Les préoccupations de la Convention de La Haye sur la protection des enfants et sur la coopération en matière d’adoption internationale sont prises en charge par l’Avant-projet de loi de 2002 portant Code des personnes et de la famille déjà évoqué. En effet, aux termes des dispositions dudit l’Avant –projet, toute adoption d’un enfant malien par un étranger ou par un malien ne peut avoir lieu que si certaines conditions sont réunies. (Avant projet de code des personnes et de la famille déjà abondamment évoqué en son article 419- 423).

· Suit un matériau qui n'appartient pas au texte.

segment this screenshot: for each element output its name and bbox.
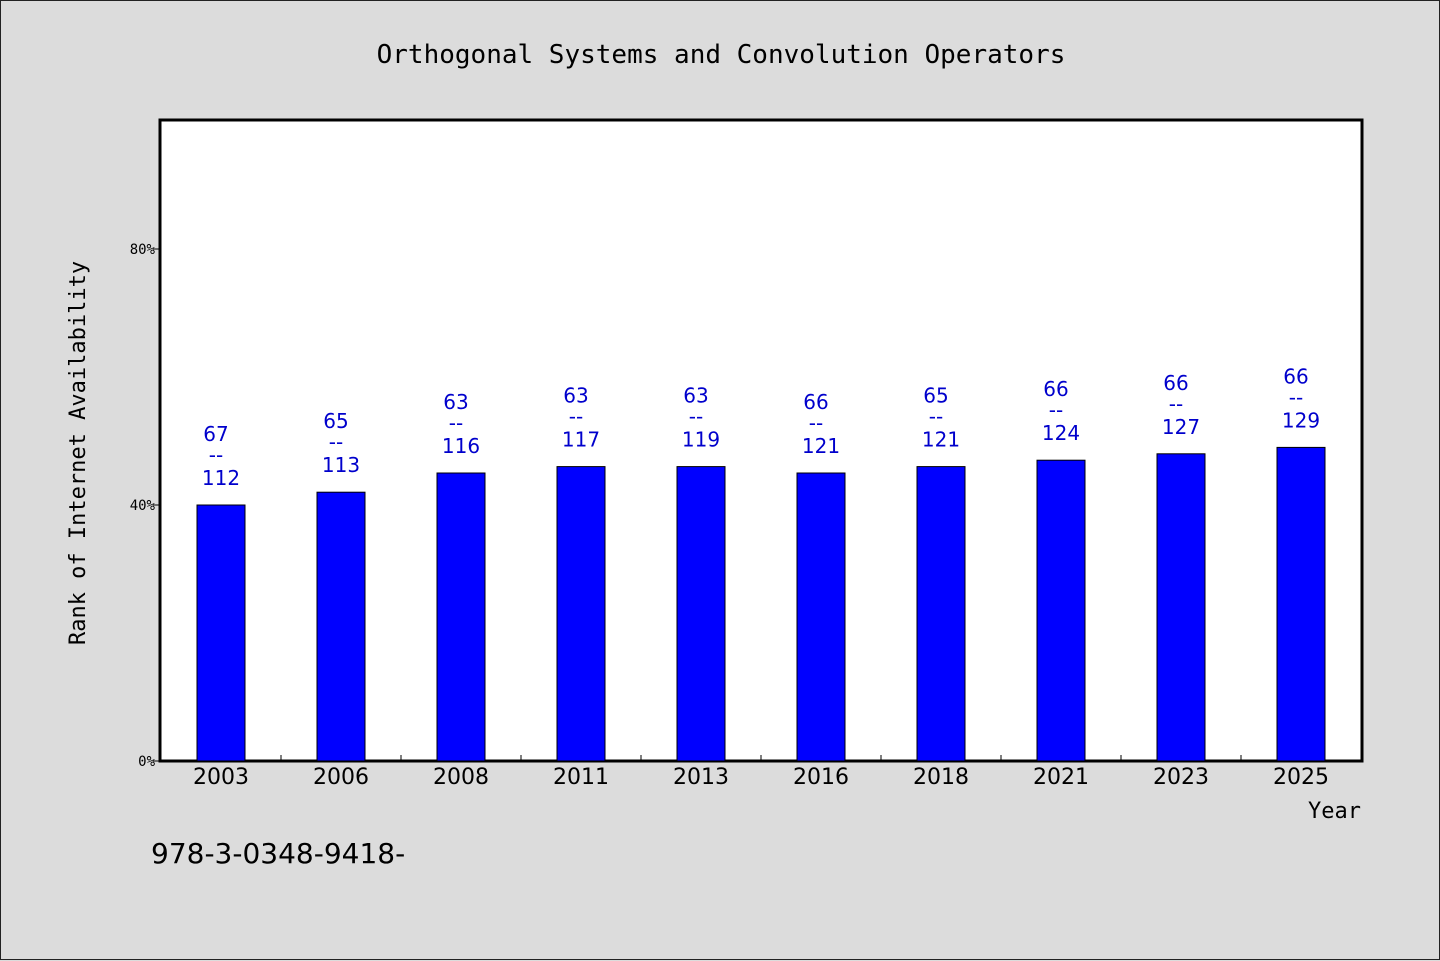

Les autorités compétentes du Mali doivent avoir établi que l’enfant est apte à être adopté. Il doit s’agir d’un enfant temporairement ou définitivement privé de son milieu familial ou qui dans son propre intérêt ne peut être laissé dans ce milieu. Ainsi cet enfant a droit à une protection ou aide spéciale de l’Etat. Selon ledit Projet de loi l’adoption doit répondre à l’intérêt supérieur de l’enfant qui doit avoir été constaté parles autorités chargées de l’instruction du dossier de la procédure. Le consentement des autorités compétentes et des institutions requises en la matière devra être donné librement dans les formes de la loi et par écrit. Le consentement de la mère de l’enfant s’il est requis ne peut être donné qu’après la naissance de l’enfant. Toutefois, l’Avant projet prescrit qu’avant de donner leur consentement les autorités compétentes maliennes devront prendre toutes les mesures nécessaires en tenant compte de l’âge et de la maturité de l’enfant. Les souhaits et avis de l’enfant doivent avoir été pris en considération. Son consentement dans les cas où il est demandé doit avoir été donné librement dans les forme et délai de la loi et par écrit. L’enfant devra avoir donné son consentement sans qu’il n’ait été subordonné au paiement d’une contre partie quelconque.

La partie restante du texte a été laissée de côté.